As organizations increasingly rely on data to make critical decisions, artifacts and practices that used to be nice-to-haves, like data dictionaries, consistent naming strategy for fields and tables, a taxonomy of values, business rule documentation, audits, etc., are essential. If you’re not addressing those most basic issues, you’re putting your business at risk.
Capturing, storing, and managing data is a necessary competency for modern businesses. Most businesses have gotten very good at leveraging modern tools to manage data streams that would have easily overwhelmed the technology from just a few years ago.
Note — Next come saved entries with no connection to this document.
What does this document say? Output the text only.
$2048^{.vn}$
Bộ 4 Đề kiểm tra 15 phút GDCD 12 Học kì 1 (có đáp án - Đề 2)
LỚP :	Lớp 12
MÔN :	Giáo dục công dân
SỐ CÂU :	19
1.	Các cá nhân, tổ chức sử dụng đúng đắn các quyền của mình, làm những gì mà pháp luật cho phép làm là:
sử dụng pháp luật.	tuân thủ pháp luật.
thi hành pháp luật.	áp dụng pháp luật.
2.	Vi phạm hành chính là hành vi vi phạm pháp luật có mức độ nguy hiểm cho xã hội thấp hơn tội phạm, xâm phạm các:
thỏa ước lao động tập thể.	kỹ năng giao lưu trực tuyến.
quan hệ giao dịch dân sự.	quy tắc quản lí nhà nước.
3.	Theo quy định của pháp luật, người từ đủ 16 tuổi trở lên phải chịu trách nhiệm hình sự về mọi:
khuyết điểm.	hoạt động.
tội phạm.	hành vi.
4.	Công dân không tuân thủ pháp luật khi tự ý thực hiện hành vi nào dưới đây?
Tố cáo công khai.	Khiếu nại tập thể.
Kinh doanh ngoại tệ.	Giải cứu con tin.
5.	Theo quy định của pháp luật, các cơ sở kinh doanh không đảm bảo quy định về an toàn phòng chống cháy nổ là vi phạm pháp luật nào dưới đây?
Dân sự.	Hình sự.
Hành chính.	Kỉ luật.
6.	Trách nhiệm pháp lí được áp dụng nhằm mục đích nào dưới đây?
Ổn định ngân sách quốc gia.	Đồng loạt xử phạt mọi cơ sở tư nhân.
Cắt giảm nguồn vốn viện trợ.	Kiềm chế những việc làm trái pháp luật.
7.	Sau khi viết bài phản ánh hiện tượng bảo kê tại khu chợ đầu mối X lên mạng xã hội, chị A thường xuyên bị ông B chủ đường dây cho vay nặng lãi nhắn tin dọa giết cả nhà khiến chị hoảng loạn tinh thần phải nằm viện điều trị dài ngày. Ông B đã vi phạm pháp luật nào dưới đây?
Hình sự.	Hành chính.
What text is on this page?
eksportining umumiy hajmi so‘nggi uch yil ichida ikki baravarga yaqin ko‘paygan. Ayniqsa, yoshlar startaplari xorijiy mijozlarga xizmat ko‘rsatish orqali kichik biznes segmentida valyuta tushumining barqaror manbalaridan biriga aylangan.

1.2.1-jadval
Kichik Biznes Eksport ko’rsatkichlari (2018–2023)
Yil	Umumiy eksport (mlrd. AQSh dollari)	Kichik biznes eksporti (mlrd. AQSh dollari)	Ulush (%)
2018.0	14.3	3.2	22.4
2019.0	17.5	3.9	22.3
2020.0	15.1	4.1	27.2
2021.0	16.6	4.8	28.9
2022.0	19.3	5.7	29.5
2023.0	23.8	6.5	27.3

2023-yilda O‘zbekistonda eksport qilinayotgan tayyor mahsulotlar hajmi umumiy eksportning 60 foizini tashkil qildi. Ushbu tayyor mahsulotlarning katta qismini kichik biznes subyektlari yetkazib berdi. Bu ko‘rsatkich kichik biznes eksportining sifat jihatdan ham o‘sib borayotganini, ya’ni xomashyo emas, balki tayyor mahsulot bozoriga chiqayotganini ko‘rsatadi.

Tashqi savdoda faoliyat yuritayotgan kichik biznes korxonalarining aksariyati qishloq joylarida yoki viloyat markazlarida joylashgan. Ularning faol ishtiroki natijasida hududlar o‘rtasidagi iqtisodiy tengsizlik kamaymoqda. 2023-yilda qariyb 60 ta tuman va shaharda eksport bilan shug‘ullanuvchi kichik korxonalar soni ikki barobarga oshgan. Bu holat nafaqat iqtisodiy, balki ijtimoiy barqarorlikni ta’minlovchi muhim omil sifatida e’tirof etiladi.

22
But in our zeal to collect the data, we far too often overlook the meaning of data.
We all know the “Three V’s” of Big Data: Velocity, Volume, and Variety. Big data tools like Hadoop and Spark, coupled with the immense scalability of cloud technologies, can handle rapidly streaming data (velocity), vast amounts of data (volume), and many kinds of data (variety). These “Three V’s” are the classic challenges that big data tools solve. But there’s another V that can wreck all of that great work: Vagueness.
Metadata – data about the data – is a crucial component to making data usable, and without it, we introduce inefficiency and risk into every analysis. At a minimum, a lack of clarity around the meaning of data makes your technology and analytics teams inefficient. Digging around to uncover institutional knowledge, cleaning up erratic values, and keeping track of inconsistent names take a toll on some of your most highly skilled resources.
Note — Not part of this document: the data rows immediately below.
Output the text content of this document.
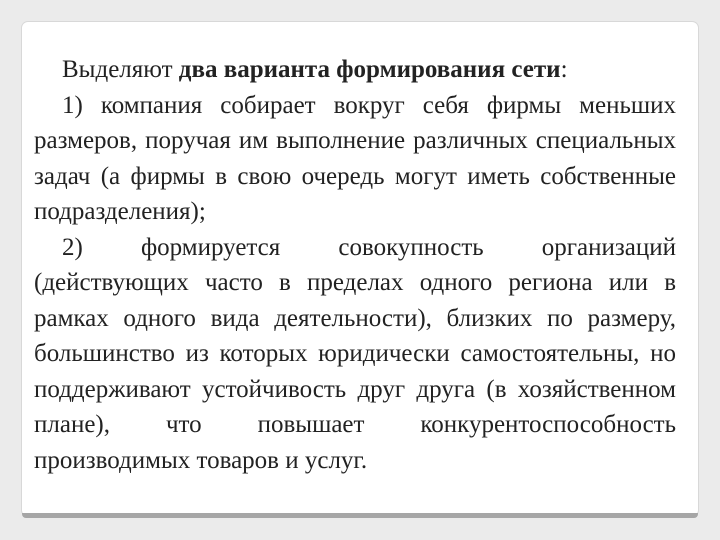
Выделяют два варианта формирования сети:

1) компания собирает вокруг себя фирмы меньших размеров, поручая им выполнение различных специальных задач (а фирмы в свою очередь могут иметь собственные подразделения);

2) формируется совокупность организаций (действующих часто в пределах одного региона или в рамках одного вида деятельности), близких по размеру, большинство из которых юридически самостоятельны, но поддерживают устойчивость друг друга (в хозяйственном плане), что повышает конкурентоспособность производимых товаров и услуг.
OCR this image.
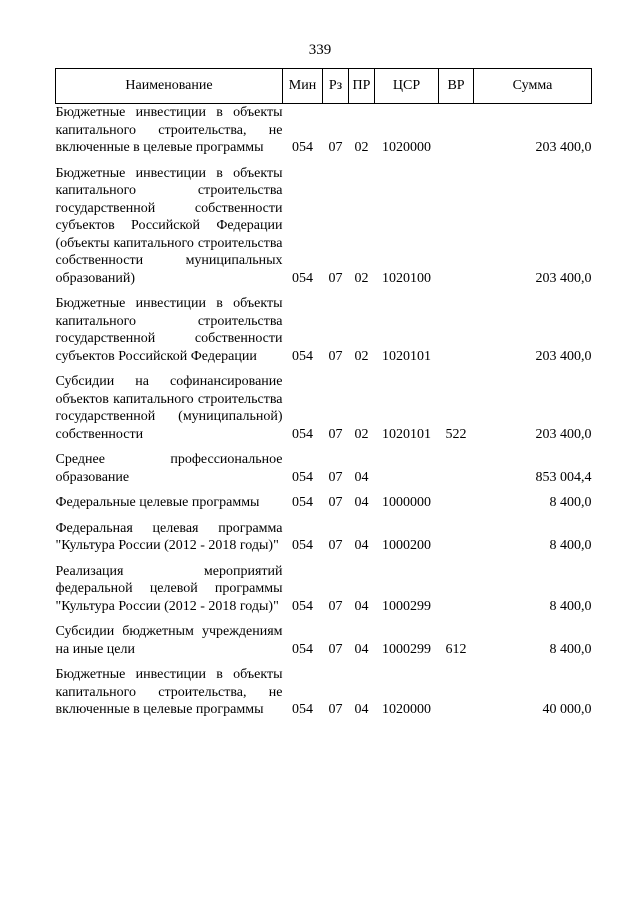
339
Наименование	Мин	Рз	ПР	ЦСР	ВР	Сумма
Бюджетные инвестиции в объекты капитального строительства, не включенные в целевые программы	054	07	02	1020000		203 400,0

Бюджетные инвестиции в объекты капитального строительства государственной собственности субъектов Российской Федерации (объекты капитального строительства собственности муниципальных образований)	054	07	02	1020100		203 400,0

Бюджетные инвестиции в объекты капитального строительства государственной собственности субъектов Российской Федерации	054	07	02	1020101		203 400,0

Субсидии на софинансирование объектов капитального строительства государственной (муниципальной) собственности	054	07	02	1020101	522	203 400,0

Среднее профессиональное образование	054	07	04			853 004,4

Федеральные целевые программы	054	07	04	1000000		8 400,0

Федеральная целевая программа "Культура России (2012 - 2018 годы)"	054	07	04	1000200		8 400,0

Реализация мероприятий федеральной целевой программы "Культура России (2012 - 2018 годы)"	054	07	04	1000299		8 400,0

Субсидии бюджетным учреждениям на иные цели	054	07	04	1000299	612	8 400,0

Бюджетные инвестиции в объекты капитального строительства, не включенные в целевые программы	054	07	04	1020000		40 000,0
Worse, a lack of clarity around data’s purpose, use, and limitations can result in bad decisions. It’s pretty easy to recognize bad data, but misunderstood data is far more insidious. Using the right data in the wrong way is harder to catch and can have a profound impact on the quality of an analysis and, ultimately a decision.
So what are the signals that we have a Vagueness problem? First, talk to your stakeholders, and be open to their responses. Now is not the time to explain why it’s challenging; it’s the time to confront the brutal facts. Listen for phrases like “I think,” “usually,” and my personal favorite, “that’s how we’ve always done it.” If your users can’t point to a source of truth, or worse, if they’re pointing to different sources of truth, you have a problem.
Launching a data governance program would require a whole article (or three) by itself, but you can start with the basics:
· Begin with your stakeholders. What are their pain points? Get a high-level understanding of the data used and produced across your organization, which data is essential, where the most data challenges are experienced.
· Establish data stewards for your most important data. Data Stewards are SMEs, and they’re responsible for maintaining the quality of the data they own (they usually come from the department that produces or consumes the data, not necessarily from IT).
· Establish your standards: What data do you collect and when, why, how do you collect it. Consider your company’s policies, industry norms, and regulations.
· Build a data dictionary to document your core tables and fields. Tables need to map to logical entities, and fields need clear definitions of their business use and what the various values mean.
· Use a risk-value matrix to figure out whereto start. Consider the value and risk of various data sources. Start with the high-value/high-risk and save low-value/low-risk for the end.
Getting the basics right is an important start, so don’t let the lack of a complete plan stop you from making progress. You may not be able to solve the problem, but in most cases, you can move the needle with small investments and a little bit (ok, a lot) of discipline.